Descubrir la lectura en los primeros años de vida es fundamental para el desarrollo de las áreas cognitivas del cerebro y el desarrollo emocional de las personas, por ello en el presente artículo hablaremos de la lectura en la primera infancia, sus beneficios, su importancia y cómo incentivar el hábito de la misma.
Beneficios e importancia de la Lectura en la Primera Infancia
Sumergirse desde pequeños en el mundo de la lectura, proporciona disfrute, creatividad, imaginación y ayuda a ejercitar el cerebro, apoya a acercarse a nuevos e interesantes mundos aportando a la herencia literaria, científica y cultural. Además, el deleite de un libro para un pequeño favorece la adquisición de vocabulario, ya sean estas, palabras complejas y no complejas, refuerza su comprensión y expresión oral.
Por otra parte, la adquisición del hábito de la lectura implica una serie de ventajas para el desarrollo de los niños, incluso antes de que comiencen a hablar, ya que esta se puede presentar, a través de dibujos e ilustraciones. Por ejemplo, se puede destacar el desarrollo del hábito de estudio, la óptima obtención de nuevos conocimientos, el refuerzo de atención y su capacidad, memoria y concentración. Sin dejar de lado, el experimentar nuevas sensaciones y consciencia sobre sus sentimientos.
La lectura para los niños promueve autonomía y maduración en el proceso de aprendizaje, descubre en ellos, el interés por otras áreas, como la naturaleza, historia, ficción o arte.
¿Cómo fomentar el hábito de la lectura en la primera infancia?
Somos los adultos quienes debemos introducir y fomentar el hábito de la lectura en nuestros niños. Y, el primer paso es generar un contacto natural con el libro.
Aquí te dejamos algunos consejos para fomentar el hábito de la lectura en nuestros niños y niñas:
- Aprender, a través de lo que observo. Despierta la curiosidad de tu hija e hijo leyendo, la imitación es una de las fuentes del aprendizaje.
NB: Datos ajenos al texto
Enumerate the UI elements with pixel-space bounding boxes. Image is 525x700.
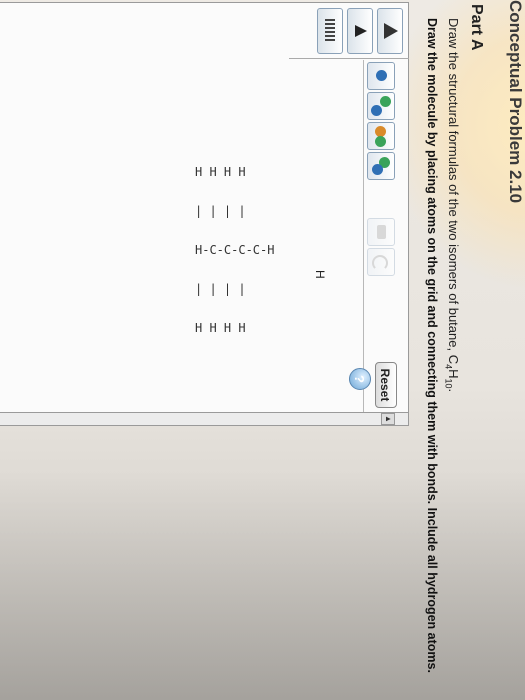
molecule-line: | | | |	[195, 282, 246, 296]
instruction-line-2: Draw the molecule by placing atoms on th…	[425, 18, 439, 673]
canvas-atom-label: H	[313, 270, 327, 279]
screen-shade	[0, 470, 525, 700]
reset-button[interactable]: Reset	[375, 362, 397, 408]
instruction-text: Draw the structural formulas of the two …	[446, 18, 461, 355]
eraser-tool-button[interactable]	[367, 218, 395, 246]
pointer-icon	[355, 25, 367, 37]
stage: Conceptual Problem 2.10 Part A Draw the …	[0, 0, 525, 700]
help-button[interactable]: ?	[349, 368, 371, 390]
left-tool-panel	[289, 2, 409, 59]
single-bond-tool-button[interactable]	[367, 62, 395, 90]
atom-blue-small-icon	[371, 105, 382, 116]
page-header: Conceptual Problem 2.10	[506, 0, 525, 204]
undo-icon	[372, 255, 388, 271]
atom-blue-ring-icon	[372, 164, 383, 175]
molecule-line: | | | |	[195, 204, 246, 218]
double-bond-tool-button[interactable]	[367, 92, 395, 120]
bond-palette-button[interactable]	[317, 8, 343, 54]
vertical-scrollbar[interactable]	[0, 412, 409, 426]
select-tool-button[interactable]	[377, 8, 403, 54]
part-label: Part A	[468, 4, 485, 51]
select-arrow-icon	[384, 23, 398, 39]
molecule-line: H H H H	[195, 321, 246, 335]
atom-green-icon	[380, 96, 391, 107]
atom-blue-icon	[376, 70, 387, 81]
atom-green-small-icon	[375, 136, 386, 147]
instruction-line-1: Draw the structural formulas of the two …	[443, 18, 461, 392]
butane-structure: H H H H | | | | H-C-C-C-C-H | | | | H H …	[195, 140, 274, 361]
pointer-tool-button[interactable]	[347, 8, 373, 54]
scroll-up-arrow[interactable]: ▲	[381, 413, 395, 425]
ring-tool-button[interactable]	[367, 152, 395, 180]
triple-bond-tool-button[interactable]	[367, 122, 395, 150]
bond-lines-icon	[325, 19, 335, 43]
formula-h-sub: 10	[443, 378, 454, 389]
undo-tool-button[interactable]	[367, 248, 395, 276]
formula-end: .	[446, 388, 461, 393]
molecule-line: H H H H	[195, 165, 246, 179]
formula-h: H	[446, 369, 461, 379]
formula-c: C	[446, 354, 461, 365]
molecule-line: H-C-C-C-C-H	[195, 243, 275, 257]
eraser-icon	[377, 225, 386, 239]
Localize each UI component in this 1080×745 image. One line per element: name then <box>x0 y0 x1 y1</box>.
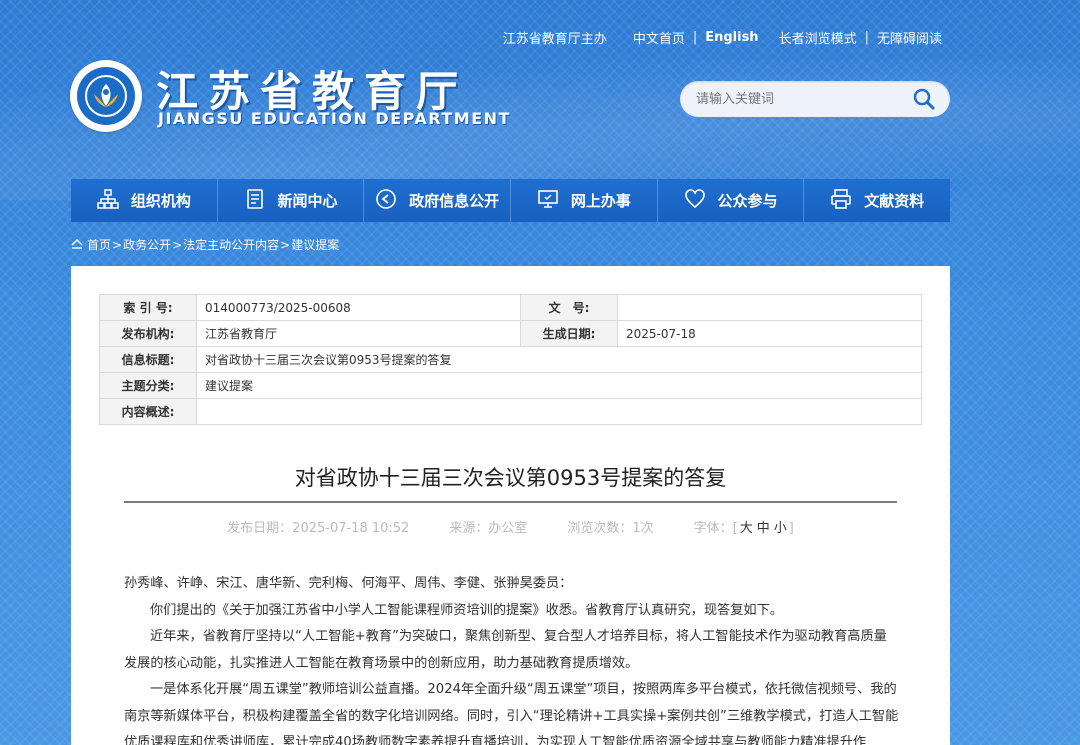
nav-label: 组织机构 <box>130 192 191 210</box>
nav-item-documents[interactable]: 文献资料 <box>804 179 950 222</box>
target-icon <box>375 188 397 214</box>
nav-label: 政府信息公开 <box>409 192 500 210</box>
breadcrumb-separator: > <box>112 237 123 252</box>
main-nav: 组织机构 新闻中心 政府信息公开 网上办事 公众参与 文献资料 <box>71 179 950 222</box>
logo-emblem-icon <box>77 67 135 125</box>
source: 来源：办公室 <box>449 521 528 536</box>
date-value: 2025-07-18 <box>617 320 922 347</box>
search-input[interactable] <box>696 91 896 107</box>
font-medium-button[interactable]: 中 <box>757 521 770 536</box>
table-row: 信息标题: 对省政协十三届三次会议第0953号提案的答复 <box>99 346 922 373</box>
paragraph: 你们提出的《关于加强江苏省中小学人工智能课程师资培训的提案》收悉。省教育厅认真研… <box>150 602 783 618</box>
summary-value <box>196 398 922 425</box>
metadata-table: 索 引 号: 014000773/2025-00608 文 号: 发布机构: 江… <box>99 294 922 425</box>
index-value: 014000773/2025-00608 <box>196 294 521 321</box>
home-icon <box>71 238 83 252</box>
paragraph: 近年来，省教育厅坚持以“人工智能+教育”为突破口，聚焦创新型、复合型人才培养目标… <box>124 629 887 671</box>
salutation: 孙秀峰、许峥、宋江、唐华新、完利梅、何海平、周伟、李健、张翀昊委员： <box>124 576 573 591</box>
view-count: 浏览次数：1次 <box>567 521 654 536</box>
nav-label: 网上办事 <box>570 192 631 210</box>
title-divider <box>124 501 897 503</box>
document-icon <box>244 188 266 214</box>
nav-label: 文献资料 <box>864 192 925 210</box>
nav-item-organization[interactable]: 组织机构 <box>71 179 218 222</box>
search-box <box>680 81 950 117</box>
font-label: 字体：[ <box>693 521 738 536</box>
font-end: ] <box>788 521 794 536</box>
article-title: 对省政协十三届三次会议第0953号提案的答复 <box>294 466 727 490</box>
title-value: 对省政协十三届三次会议第0953号提案的答复 <box>196 346 922 373</box>
title-label: 信息标题: <box>99 346 197 373</box>
font-size-switcher: 字体：[大中小] <box>694 517 794 536</box>
summary-label: 内容概述: <box>99 398 197 425</box>
site-logo[interactable] <box>70 60 142 132</box>
paragraph: 一是体系化开展“周五课堂”教师培训公益直播。2024年全面升级“周五课堂”项目，… <box>124 682 899 745</box>
font-large-button[interactable]: 大 <box>740 521 753 536</box>
date-label: 生成日期: <box>520 320 618 347</box>
accessible-link[interactable]: 无障碍阅读 <box>877 28 942 47</box>
topic-label: 主题分类: <box>99 372 197 399</box>
org-label: 发布机构: <box>99 320 197 347</box>
table-row: 索 引 号: 014000773/2025-00608 文 号: <box>99 294 922 321</box>
article-body: 孙秀峰、许峥、宋江、唐华新、完利梅、何海平、周伟、李健、张翀昊委员： 你们提出的… <box>124 571 899 745</box>
divider: | <box>864 30 869 45</box>
search-icon[interactable] <box>912 87 936 111</box>
index-label: 索 引 号: <box>99 294 197 321</box>
breadcrumb: 首页 > 政务公开 > 法定主动公开内容 > 建议提案 <box>71 236 339 253</box>
font-small-button[interactable]: 小 <box>774 521 787 536</box>
top-links: 江苏省教育厅主办 中文首页 | English 长者浏览模式 | 无障碍阅读 <box>503 28 942 47</box>
nav-item-online-services[interactable]: 网上办事 <box>511 179 658 222</box>
home-link[interactable]: 中文首页 <box>633 28 685 47</box>
host-text: 江苏省教育厅主办 <box>502 32 607 47</box>
nav-item-gov-info[interactable]: 政府信息公开 <box>364 179 512 222</box>
printer-icon <box>830 188 852 214</box>
breadcrumb-gov-affairs[interactable]: 政务公开 <box>123 236 171 253</box>
heart-icon <box>684 188 706 214</box>
article-info: 发布日期：2025-07-18 10:52 来源：办公室 浏览次数：1次 字体：… <box>71 517 950 536</box>
docno-label: 文 号: <box>520 294 618 321</box>
site-subtitle: JIANGSU EDUCATION DEPARTMENT <box>158 109 511 128</box>
elder-mode-link[interactable]: 长者浏览模式 <box>779 28 857 47</box>
nav-item-public-participation[interactable]: 公众参与 <box>658 179 805 222</box>
publish-date: 发布日期：2025-07-18 10:52 <box>227 521 410 536</box>
org-chart-icon <box>97 188 119 214</box>
divider: | <box>692 30 698 45</box>
nav-label: 公众参与 <box>717 192 778 210</box>
breadcrumb-separator: > <box>280 237 291 252</box>
breadcrumb-disclosure[interactable]: 法定主动公开内容 <box>183 236 279 253</box>
breadcrumb-separator: > <box>172 237 183 252</box>
english-link[interactable]: English <box>705 30 758 45</box>
table-row: 发布机构: 江苏省教育厅 生成日期: 2025-07-18 <box>99 320 922 347</box>
nav-label: 新闻中心 <box>277 192 338 210</box>
breadcrumb-proposals[interactable]: 建议提案 <box>291 236 339 253</box>
nav-item-news[interactable]: 新闻中心 <box>218 179 365 222</box>
org-value: 江苏省教育厅 <box>196 320 521 347</box>
topic-value: 建议提案 <box>196 372 922 399</box>
table-row: 主题分类: 建议提案 <box>99 372 922 399</box>
table-row: 内容概述: <box>99 398 922 425</box>
breadcrumb-home[interactable]: 首页 <box>87 236 111 253</box>
monitor-icon <box>537 188 559 214</box>
content-panel: 索 引 号: 014000773/2025-00608 文 号: 发布机构: 江… <box>71 266 950 745</box>
docno-value <box>617 294 922 321</box>
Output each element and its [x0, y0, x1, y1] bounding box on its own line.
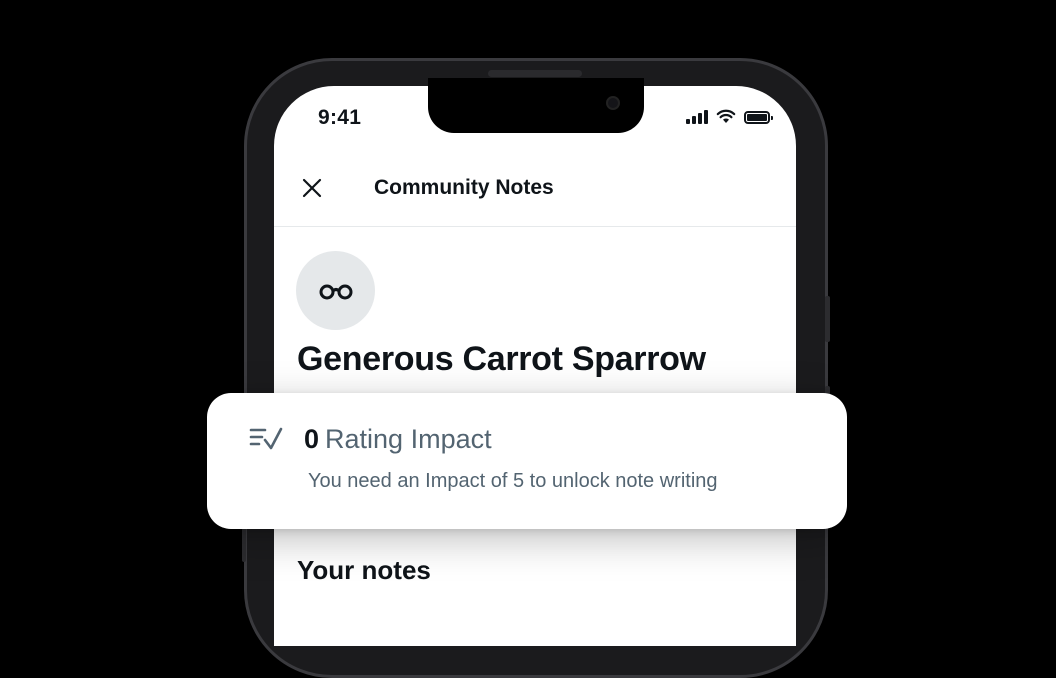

- Invítalo a divertirse leyendo, despierta su interés con su tema favorito, experimenten diferentes géneros literarios, así podrán descubrir qué es lo que más les atrae. No obliguemos a leer algo que no le interesa.
- Invita a tu hijo a crear un espacio propicio para leer. Por ejemplo: un lugar tranquilo, sobre una manta o sillón e incluso algo que ellos mismo elijan.
- Regálale libros, revistas o cuentos de su interés: flora, fauna, danza, legos, dinosaurios, entre otros.
- Destina un par de minutos diarios para compartir una lectura con tu hija (o). Basta con 15 minutos para desarrollar este hábito y, a la vez, fortalecer el vínculo afectivo que tienen. Hazlo partícipe de esta actividad para mantener su atención. Puedes realizarlo, a través de preguntas sobre lo leído, o qué final le darían. La importancia que le damos a su opinión es una instancia, además, para percibir los valores que le estamos inculcando en casa y cómo podemos guiarlos o complementarlos.
Finalmente, la lectura es un momento de placer, tranquilidad y entrega además es un acto de amor por eso debemos aprovechar la primera infancia en donde los niños y niñas anhelan recibir información. Seamos parte de este proceso y despertemos la curiosidad de las y los pequeños.